Terreur nocturne

Il n'y voyait rien.

En temps normal, il n'avait aucunement peur de l'obscurité – il s'agissait de son élément, après tout. Mais ces ténèbres-là… elles n'étaient pas naturelles.

Sous ses pieds nus, le sol était gluant d'un liquide dont il reconnaissait trop bien l'odeur métallique. De temps en temps, il frôlait en marchant il ne savait quel infâme grumeau de matière humaine imbibé de sang.

« Rogue. »

La voix de Sting. Son oh combien emmerdant partenaire. Il se sentit tranquillisé.

Et puis Sting fut devant lui.

Le blond était couvert de sang. Totalement.
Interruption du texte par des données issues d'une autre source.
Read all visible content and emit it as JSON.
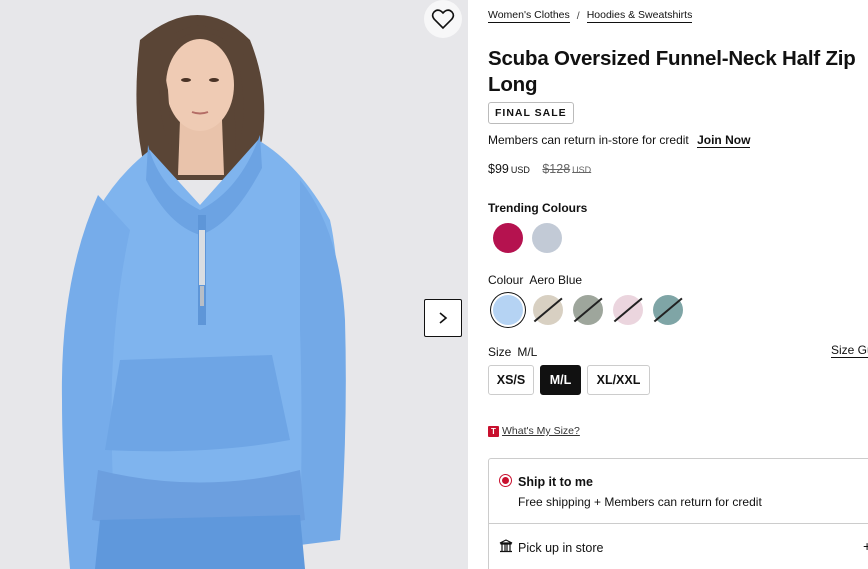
{
  "breadcrumb": [
    {
      "label": "Women's Clothes"
    },
    {
      "label": "Hoodies & Sweatshirts"
    }
  ],
  "product": {
    "title": "Scuba Oversized Funnel-Neck Half Zip Long",
    "badge": "FINAL SALE",
    "members_text": "Members can return in-store for credit",
    "join_label": "Join Now",
    "price": "$99",
    "price_currency": "USD",
    "old_price": "$128",
    "old_price_currency": "USD"
  },
  "trending": {
    "label": "Trending Colours",
    "swatches": [
      {
        "name": "magenta",
        "color": "#b5124f"
      },
      {
        "name": "light-grey-blue",
        "color": "#c2cad6"
      }
    ]
  },
  "colour": {
    "label": "Colour",
    "selected": "Aero Blue",
    "swatches": [
      {
        "name": "aero-blue",
        "color": "#b5d3f3",
        "selected": true,
        "unavailable": false
      },
      {
        "name": "beige",
        "color": "#d8d0c2",
        "selected": false,
        "unavailable": true
      },
      {
        "name": "sage-grey",
        "color": "#9ea69c",
        "selected": false,
        "unavailable": true
      },
      {
        "name": "pale-pink",
        "color": "#ebd5de",
        "selected": false,
        "unavailable": true
      },
      {
        "name": "teal",
        "color": "#7fa5a6",
        "selected": false,
        "unavailable": true
      }
    ]
  },
  "size": {
    "label": "Size",
    "selected": "M/L",
    "guide_label": "Size Gu",
    "options": [
      "XS/S",
      "M/L",
      "XL/XXL"
    ]
  },
  "whats_my_size": {
    "icon_letter": "T",
    "label": "What's My Size?"
  },
  "delivery": {
    "ship_title": "Ship it to me",
    "ship_sub": "Free shipping + Members can return for credit",
    "pickup_title": "Pick up in store",
    "pickup_plus": "+"
  },
  "image": {
    "fav_icon": "heart-icon",
    "next_icon": "chevron-right-icon",
    "garment_color": "#7fb4ee"
  }
}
Des morceaux arrachés de sa peau laissaient entrevoir ses muscles, ses organes, et plusieurs de ces derniers manquaient. Le visage séducteur et rieur avait cédé la place à un masque de mort-vivant qui se décompose.
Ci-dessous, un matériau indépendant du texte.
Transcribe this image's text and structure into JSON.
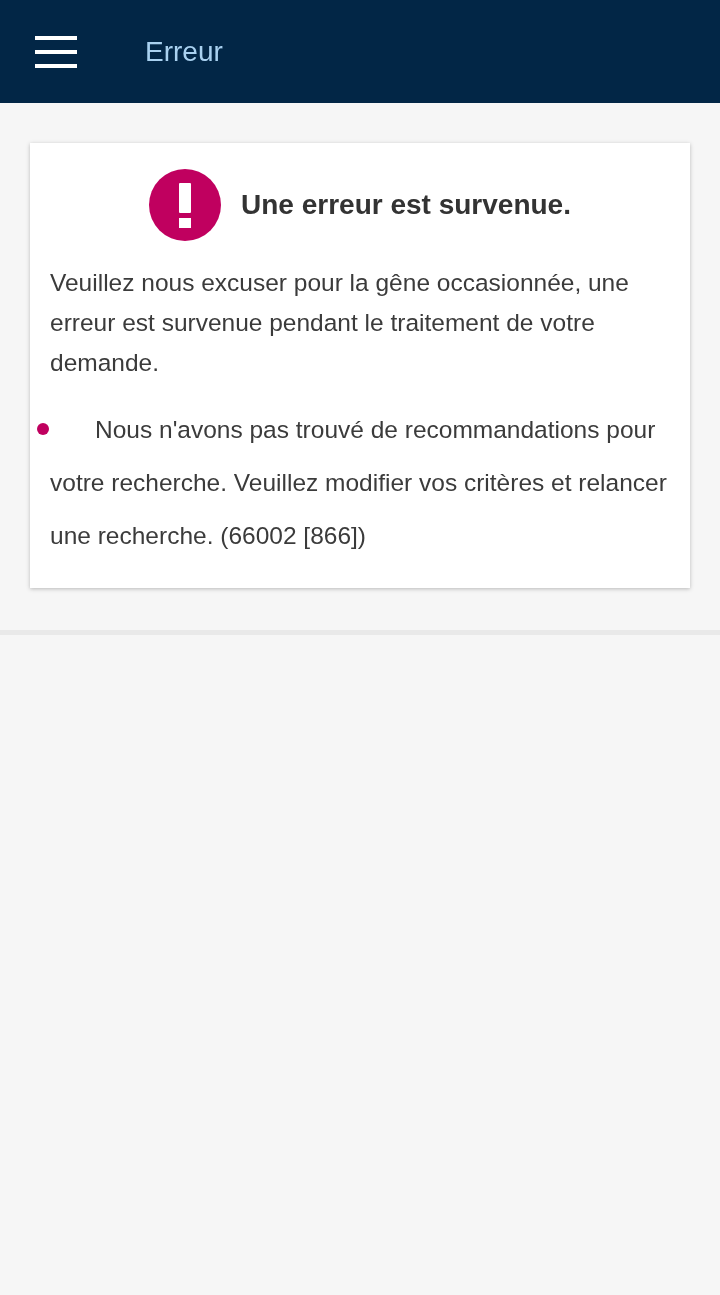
{
  "header": {
    "title": "Erreur"
  },
  "error_card": {
    "heading": "Une erreur est survenue.",
    "message": "Veuillez nous excuser pour la gêne occasionnée, une erreur est survenue pendant le traitement de votre demande.",
    "details": [
      "Nous n'avons pas trouvé de recommandations pour votre recherche. Veuillez modifier vos critères et relancer une recherche. (66002 [866])"
    ]
  }
}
Dans ses bras, il tenait un paquet déchiqueté, sanguinolent, inerte, enroulé dans un minuscule déguisement de grenouille.

« C'est ta faute. »

Le brun recula d'un pas devant le regard accusateur que lui lançait l'œil restant de Sting.

« Quoi ? » souffla-t-il.

Le faciès pourrissant se tordit sous le coup de la haine.

« C'est ta faute » répéta le blond en crachant les mots comme du venin. « Regarde ce que tu as fait ! Regarde ce que tu NOUS as fait ! »

Il baissa les yeux vers ses mains. Elles étaient maculées d'un sang noirâtre, visqueux et collant, si frais que son odeur ferrugineuse en devenait suffocante.

« N-non… »

Une mèche de ses cheveux retomba sur son visage. Une mèche claire et longue.

« C'EST TA FAUTE ! » hurla Sting avant de lui plonger dessus.

Rogue se réveilla avec un hoquet.

Il fallut deux secondes à son cerveau pour se rappeler qu'il était à l'appartement, le nez dans son oreiller, pendant que des ronflements traversaient le mur épais comme du papier à cigarettes. Par la fenêtre étroite, un rayon de lune argenté avait l'effronterie de s'introduire dans la pièce sombre.

Rogue expira profondément, son cœur battant à tout rompre. Un cauchemar. Rien d'autre qu'un cauchemar.

En voulant se retourner sur le dos – en dormant, il se mettait toujours sur le ventre – il sentit un poids familier lui peser sur les vertèbres. Frosh avait encore grimpé dans son lit, à ce qu'il semblait.

Le brun se tourna sur le côté, faisant glisser l'Exceed sur le matelas, et s'assit.

C'était la première fois qu'il faisait un rêve de ce genre. Oh, ce n'était pas son premier cauchemar, il en avait vu d'autres – notamment l'un où Sting se promenait en string façon Borat en miaulant des refrains d'amour mièvres à souhait. Mais ils n'avaient pas atteint ce degré-là.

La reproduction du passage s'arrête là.